We’ve seen a force that would shatter our nation
rather than share it
Would destroy our country if it meant delaying democracy
And this effort very nearly succeeded
But while democracy can be periodically delayed
it can never be permanently defeated

This sits badly in its context, with several long prose-y lines clumped together right where the argument needs to be hammering home a point in a concise and vivid way. This is the one part of the poem where the alliteration trips up the flow of thought rather than easing it. Shatter/share works, but then we hit 'destroy our country if it meant delaying democracy', which does not flow quite so easily off the tongue, and what's worse, we keep going with it: succeeded, democracy, periodically delayed, permanently defeated. D-d-d-d-d-d-d, we find ourselves stuttering along with unexpected polysyllables. We've lost the help of images  -- we've a whole series of vague and abstract concepts. And it doesn't even have the justification of telling us clearly what happened -- nobody could guess what is being described if they didn't already know it. That doesn't hurt it as propaganda, but it does hurt it as poem. Thought, imagination, and ear are all tripped up here, and everything in poetry, absolutely everything, needs adequate justification from at least one of the three.

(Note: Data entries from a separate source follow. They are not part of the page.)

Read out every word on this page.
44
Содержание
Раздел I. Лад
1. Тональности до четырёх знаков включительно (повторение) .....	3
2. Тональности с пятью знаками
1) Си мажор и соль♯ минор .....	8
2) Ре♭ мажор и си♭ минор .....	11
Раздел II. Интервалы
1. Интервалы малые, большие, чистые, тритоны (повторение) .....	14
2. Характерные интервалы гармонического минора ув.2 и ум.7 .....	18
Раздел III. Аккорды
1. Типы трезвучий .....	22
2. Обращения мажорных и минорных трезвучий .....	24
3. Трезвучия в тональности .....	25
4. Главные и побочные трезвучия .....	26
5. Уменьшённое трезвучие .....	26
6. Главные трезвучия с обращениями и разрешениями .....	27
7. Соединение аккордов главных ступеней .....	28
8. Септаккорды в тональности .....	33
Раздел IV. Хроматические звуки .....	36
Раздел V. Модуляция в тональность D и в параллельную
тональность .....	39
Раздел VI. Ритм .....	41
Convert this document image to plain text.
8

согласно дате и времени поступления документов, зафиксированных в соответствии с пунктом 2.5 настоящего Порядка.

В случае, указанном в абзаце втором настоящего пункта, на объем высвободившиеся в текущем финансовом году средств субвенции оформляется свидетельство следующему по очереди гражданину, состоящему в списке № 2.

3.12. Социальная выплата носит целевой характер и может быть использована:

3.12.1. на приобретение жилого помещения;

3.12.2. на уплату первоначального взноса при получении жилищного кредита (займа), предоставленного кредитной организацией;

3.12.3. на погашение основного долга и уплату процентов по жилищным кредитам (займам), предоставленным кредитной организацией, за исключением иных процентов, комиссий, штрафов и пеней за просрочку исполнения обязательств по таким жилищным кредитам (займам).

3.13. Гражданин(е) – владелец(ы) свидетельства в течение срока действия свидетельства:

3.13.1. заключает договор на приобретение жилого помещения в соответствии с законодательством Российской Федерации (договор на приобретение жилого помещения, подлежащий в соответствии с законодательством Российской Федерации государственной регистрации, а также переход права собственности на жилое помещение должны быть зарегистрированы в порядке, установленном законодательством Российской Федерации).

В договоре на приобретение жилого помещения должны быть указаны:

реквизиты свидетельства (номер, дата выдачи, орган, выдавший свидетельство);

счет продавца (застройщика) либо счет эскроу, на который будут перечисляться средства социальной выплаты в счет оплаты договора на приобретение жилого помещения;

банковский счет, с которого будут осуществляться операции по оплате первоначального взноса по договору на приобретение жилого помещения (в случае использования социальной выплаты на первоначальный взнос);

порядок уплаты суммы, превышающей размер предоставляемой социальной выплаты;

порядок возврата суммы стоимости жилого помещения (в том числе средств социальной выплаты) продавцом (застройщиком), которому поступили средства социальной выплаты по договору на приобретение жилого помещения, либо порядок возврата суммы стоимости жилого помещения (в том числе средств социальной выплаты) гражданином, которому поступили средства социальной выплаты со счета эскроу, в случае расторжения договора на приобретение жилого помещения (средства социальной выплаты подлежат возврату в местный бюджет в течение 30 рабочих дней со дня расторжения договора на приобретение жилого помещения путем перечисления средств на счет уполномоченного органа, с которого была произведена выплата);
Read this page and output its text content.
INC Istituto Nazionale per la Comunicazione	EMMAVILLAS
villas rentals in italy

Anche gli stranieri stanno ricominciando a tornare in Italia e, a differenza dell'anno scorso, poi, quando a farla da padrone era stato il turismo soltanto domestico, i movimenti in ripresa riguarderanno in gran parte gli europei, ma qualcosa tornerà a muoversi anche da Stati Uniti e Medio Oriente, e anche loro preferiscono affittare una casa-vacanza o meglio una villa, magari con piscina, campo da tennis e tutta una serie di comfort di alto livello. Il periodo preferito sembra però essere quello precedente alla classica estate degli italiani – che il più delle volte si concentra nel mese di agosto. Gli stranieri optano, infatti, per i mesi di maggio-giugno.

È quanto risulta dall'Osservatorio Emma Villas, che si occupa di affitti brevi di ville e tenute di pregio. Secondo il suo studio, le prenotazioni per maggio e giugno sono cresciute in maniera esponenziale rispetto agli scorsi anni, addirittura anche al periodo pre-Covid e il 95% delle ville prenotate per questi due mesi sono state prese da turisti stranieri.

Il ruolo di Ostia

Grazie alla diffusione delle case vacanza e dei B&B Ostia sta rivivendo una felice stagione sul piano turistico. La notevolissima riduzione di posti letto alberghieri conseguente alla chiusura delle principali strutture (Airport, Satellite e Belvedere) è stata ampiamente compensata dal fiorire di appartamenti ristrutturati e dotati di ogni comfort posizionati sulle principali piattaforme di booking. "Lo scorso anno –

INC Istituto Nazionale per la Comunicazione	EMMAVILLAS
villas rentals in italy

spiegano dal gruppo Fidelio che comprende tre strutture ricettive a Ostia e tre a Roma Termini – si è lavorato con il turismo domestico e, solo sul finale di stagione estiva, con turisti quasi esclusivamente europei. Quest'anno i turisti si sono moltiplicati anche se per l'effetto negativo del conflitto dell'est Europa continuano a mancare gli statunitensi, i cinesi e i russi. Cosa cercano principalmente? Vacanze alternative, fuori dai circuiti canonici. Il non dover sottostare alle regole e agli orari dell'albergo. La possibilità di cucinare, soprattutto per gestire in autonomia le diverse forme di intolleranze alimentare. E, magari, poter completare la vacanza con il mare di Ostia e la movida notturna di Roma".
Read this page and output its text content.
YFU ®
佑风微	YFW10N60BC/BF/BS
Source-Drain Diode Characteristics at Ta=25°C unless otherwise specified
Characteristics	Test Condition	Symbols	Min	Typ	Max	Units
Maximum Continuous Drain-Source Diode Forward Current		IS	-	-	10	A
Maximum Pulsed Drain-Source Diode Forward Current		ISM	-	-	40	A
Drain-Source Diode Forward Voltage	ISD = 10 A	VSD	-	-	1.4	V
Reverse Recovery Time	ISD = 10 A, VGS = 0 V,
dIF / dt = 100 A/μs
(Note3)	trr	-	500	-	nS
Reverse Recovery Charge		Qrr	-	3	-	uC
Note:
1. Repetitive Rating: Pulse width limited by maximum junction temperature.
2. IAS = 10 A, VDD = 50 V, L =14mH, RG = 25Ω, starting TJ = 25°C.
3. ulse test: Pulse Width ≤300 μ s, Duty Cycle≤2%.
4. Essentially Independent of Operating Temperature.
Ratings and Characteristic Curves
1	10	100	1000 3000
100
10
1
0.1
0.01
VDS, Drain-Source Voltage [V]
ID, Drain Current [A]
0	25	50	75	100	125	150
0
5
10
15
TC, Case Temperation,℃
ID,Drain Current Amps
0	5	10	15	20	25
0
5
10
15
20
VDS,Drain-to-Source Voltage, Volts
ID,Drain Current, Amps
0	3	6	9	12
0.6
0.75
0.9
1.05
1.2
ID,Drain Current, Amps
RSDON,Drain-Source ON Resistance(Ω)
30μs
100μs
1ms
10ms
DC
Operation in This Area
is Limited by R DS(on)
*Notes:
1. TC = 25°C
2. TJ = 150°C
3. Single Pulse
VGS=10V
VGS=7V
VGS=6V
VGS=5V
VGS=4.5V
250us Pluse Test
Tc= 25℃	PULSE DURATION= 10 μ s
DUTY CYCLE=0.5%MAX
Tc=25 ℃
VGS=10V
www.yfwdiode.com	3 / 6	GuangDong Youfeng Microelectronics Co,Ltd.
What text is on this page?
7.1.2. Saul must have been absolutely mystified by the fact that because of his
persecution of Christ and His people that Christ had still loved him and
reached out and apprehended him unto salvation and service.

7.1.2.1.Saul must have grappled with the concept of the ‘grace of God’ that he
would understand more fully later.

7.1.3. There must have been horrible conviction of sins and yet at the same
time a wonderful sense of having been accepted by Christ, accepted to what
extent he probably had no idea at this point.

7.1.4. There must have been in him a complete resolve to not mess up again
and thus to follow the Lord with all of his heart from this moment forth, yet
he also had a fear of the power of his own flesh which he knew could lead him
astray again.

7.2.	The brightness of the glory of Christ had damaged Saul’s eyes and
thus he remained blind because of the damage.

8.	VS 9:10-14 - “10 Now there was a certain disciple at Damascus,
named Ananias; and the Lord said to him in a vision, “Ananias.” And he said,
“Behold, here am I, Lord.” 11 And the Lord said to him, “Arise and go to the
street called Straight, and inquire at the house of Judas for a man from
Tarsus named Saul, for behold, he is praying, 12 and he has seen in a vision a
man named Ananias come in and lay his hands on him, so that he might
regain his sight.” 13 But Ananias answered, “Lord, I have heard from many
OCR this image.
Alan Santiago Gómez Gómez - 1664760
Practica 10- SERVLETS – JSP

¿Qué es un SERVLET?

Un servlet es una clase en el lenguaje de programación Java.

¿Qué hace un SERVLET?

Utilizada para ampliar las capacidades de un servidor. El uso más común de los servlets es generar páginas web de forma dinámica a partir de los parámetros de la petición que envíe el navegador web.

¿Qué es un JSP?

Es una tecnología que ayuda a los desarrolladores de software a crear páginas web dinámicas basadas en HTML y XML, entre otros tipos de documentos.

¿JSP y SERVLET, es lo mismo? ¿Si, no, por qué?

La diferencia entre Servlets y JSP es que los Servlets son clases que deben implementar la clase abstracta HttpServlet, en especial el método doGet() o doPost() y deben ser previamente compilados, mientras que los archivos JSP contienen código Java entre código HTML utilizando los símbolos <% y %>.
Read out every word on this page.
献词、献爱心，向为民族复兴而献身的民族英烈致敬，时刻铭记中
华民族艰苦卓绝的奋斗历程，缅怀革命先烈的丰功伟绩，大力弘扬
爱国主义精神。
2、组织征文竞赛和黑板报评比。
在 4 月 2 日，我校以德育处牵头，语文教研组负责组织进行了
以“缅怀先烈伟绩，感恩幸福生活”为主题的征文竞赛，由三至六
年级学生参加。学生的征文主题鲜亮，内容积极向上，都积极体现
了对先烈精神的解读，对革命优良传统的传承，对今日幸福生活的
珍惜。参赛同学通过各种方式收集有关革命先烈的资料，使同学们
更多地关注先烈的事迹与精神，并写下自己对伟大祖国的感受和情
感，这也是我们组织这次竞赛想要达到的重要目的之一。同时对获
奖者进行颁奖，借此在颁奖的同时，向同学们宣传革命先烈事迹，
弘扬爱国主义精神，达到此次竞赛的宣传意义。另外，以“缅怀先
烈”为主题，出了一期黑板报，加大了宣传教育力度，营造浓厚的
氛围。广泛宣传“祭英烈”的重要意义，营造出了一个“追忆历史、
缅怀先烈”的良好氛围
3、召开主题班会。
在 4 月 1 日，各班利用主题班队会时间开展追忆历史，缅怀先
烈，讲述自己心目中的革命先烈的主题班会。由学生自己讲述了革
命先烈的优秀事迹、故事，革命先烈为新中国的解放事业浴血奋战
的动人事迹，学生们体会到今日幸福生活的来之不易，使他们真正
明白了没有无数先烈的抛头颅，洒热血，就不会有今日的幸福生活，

However, for the most part the poem is a good example of what you would do if you wanted a poem to be read aloud rather than, as many poems today are made to be, to be read on a page. Most of the poem is not like the democracy passage, where the propagandizing outpaces the poeticizing; most of the time they are held in fruitful tension. As propaganda poems go, it largely sounds well, and largely reads well, and both count for a great deal in poetry.

There are some things that are arguably not the best choice for an Inaugural poem in general. Introducing autobiography is a bad sign, but it's a sign of Gorman's skill that this is less of a problem here than it would usually be -- it's certainly the case that her handling of it is better and smoother than Blanco's. At one point, she has a passage that seems in poor taste for an Inaugural poem:

And yes we are far from polished
far from pristine
but that doesn’t mean we are
striving to form a union that is perfect
We are striving to forge a union with purpose
To compose a country committed to all cultures, colors, characters and conditions of man
Forming a more perfect union is one of the explicit purposes of the Constitution, and here we find it rejected as inconsistent with the goals of America under the Biden Administration, which I can only imagine was not really what was intended to be conveyed. 'Perfect' in the Preamble, of course, means 'complete'; what seems clearly to have happened here was that the phrase gets tangled up with the meaning of 'perfect' as associated with 'polished' and 'pristine', and no thought was taken to how the tangle of the phrase with 'perfect' in another sense would mess up the meaning. And it is likewise a problem to devote an entire section of your Inaugural poem to how a bunch of people are your enemies. The poem ends with some beautiful, resounding We's; but it turns out not to be We in the sense of all of us, but We in the sense of the ones who are opposed to those other people whom the poem characterizes as destructive forces of darkness. But none of these problems with the poem as Inaugural are handled in a way that cause problems for the poem as a poem. Nor, for that matter, do any of them cause problems for its being a propaganda poem in particular.

So all things told, I think it ends up being a reasonable success. It's still not on the level of "The Gift Outright". Maya Angelou's "On the Pulse of the Morning" involves much, much more skillful use of imagery, but Gorman's poem is a much better fit to the occasion, and much more successful in a number of other ways. I think I would put it somewhat ahead of Angelou's poem. Since "The Gift Outright" and "On the Pulse of the Morning" were far and away the best Inaugural poems so far, "The Hill We Climb" is of course better poetry than the others -- Blanco's "One Today", Williams's "Of History and Hope", and Alexander's "Praise Song for the Day, Praise Song for Struggle" -- on a very long list of points.